Pumpkin Chip Baked Oatmeal
THM:E, low fat, sugar free | GLUTEN FREE: use gluten-free oats | DAIRY FREE: use allergy-friendly chocolate chips such as Pascha brand | NUT FREE: use carton coconut milk in place of the almond milk (if coconut is an issue as well, you could just try water)
Serves: 4
  • 2 c. old-fashioned oats
  • 1 c. unsweetened almond milk
  • ¾ c. plain canned pumpkin puree
  • ½ c. egg whites
  • 2 tsp. pumpkin pie spice
  • 1 tsp. each vanilla, maple extract
  • ¾ tsp. baking powder
  • ½ tsp. salt
  • ¼ tsp. THM Pure Stevia Extract Powder
  • -
  • Sugar-free chocolate chips or 85% dark chocolate for topping
  1. Mix all the ingredients but the chocolate chips together, spread into a greased 9" pie plate, cover, and refrigerate overnight. (The refrigeration improves the texture of the baked oatmeal, making it more cake-like.)
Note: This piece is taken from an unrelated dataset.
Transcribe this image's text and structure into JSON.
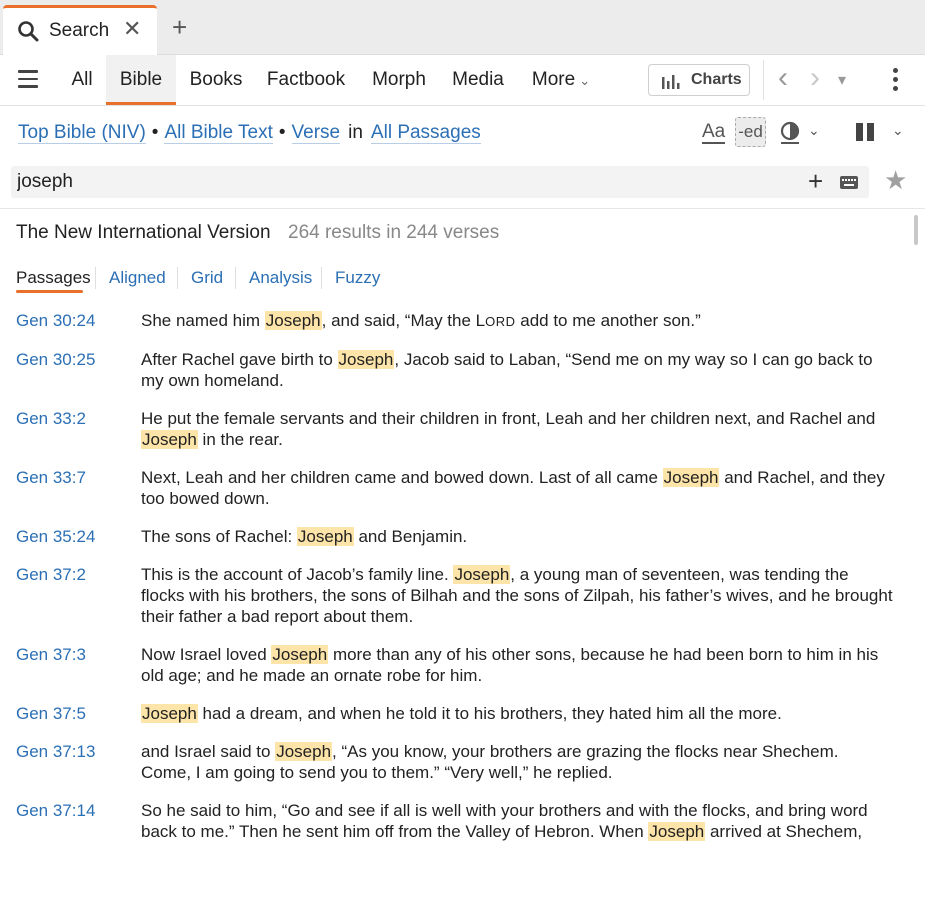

  2. In the morning, add a sprinkling of chocolate chips to the top of the baked oatmeal and bake at 350* for 30-35 minutes until the center is not mushy and wet.
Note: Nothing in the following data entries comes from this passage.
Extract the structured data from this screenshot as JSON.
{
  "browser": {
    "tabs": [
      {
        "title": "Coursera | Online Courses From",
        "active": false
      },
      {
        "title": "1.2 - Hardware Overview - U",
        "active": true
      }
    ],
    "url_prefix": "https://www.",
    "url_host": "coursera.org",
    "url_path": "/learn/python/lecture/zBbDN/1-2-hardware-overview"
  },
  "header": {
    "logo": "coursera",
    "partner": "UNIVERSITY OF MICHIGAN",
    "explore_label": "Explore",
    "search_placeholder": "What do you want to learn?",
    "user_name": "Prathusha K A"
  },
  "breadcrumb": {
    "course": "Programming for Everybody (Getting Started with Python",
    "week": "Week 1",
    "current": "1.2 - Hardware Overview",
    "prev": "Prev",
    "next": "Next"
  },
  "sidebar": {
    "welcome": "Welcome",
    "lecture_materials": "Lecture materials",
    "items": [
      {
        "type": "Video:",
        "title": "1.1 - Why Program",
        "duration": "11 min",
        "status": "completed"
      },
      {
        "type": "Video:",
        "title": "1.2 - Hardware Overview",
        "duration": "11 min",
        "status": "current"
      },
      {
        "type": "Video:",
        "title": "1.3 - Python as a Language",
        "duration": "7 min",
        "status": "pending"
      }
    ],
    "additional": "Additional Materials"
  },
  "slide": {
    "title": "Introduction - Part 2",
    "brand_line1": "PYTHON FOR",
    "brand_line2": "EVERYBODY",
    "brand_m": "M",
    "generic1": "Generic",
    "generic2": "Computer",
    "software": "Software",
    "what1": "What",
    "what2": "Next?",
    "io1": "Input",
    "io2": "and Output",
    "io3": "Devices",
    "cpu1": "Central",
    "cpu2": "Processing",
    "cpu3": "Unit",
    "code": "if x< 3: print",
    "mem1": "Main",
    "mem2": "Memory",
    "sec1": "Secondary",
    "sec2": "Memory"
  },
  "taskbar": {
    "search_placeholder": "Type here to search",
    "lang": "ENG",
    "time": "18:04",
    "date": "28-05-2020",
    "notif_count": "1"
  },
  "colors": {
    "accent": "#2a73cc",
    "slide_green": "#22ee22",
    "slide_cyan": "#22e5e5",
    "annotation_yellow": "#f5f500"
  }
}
  3. I prefer to eat this baked oatmeal warm with a drizzle of Hershey's sugar-free chocolate syrup (it's sweetened primarily with erythritol!). Leftovers keep well in the fridge or freezer, but I like to heat them up before eating because heating brings out more pumpkin spice flavor.
As always, feel free to add more sweetener to your own personal tastes!
If you're a coffee lover, you might want to try using brewed coffee in place of some of the almond milk! I'm not a coffee drinker and the thought of pumpkin with coffee grosses me out, but I just thought I'd throw the idea out there because if I were a coffee drinker I would probably try it.
Keep the chocolate chips to just a sprinkling because they are a fat source and we want to keep this recipe focused on healthy carbs (THM:E setting).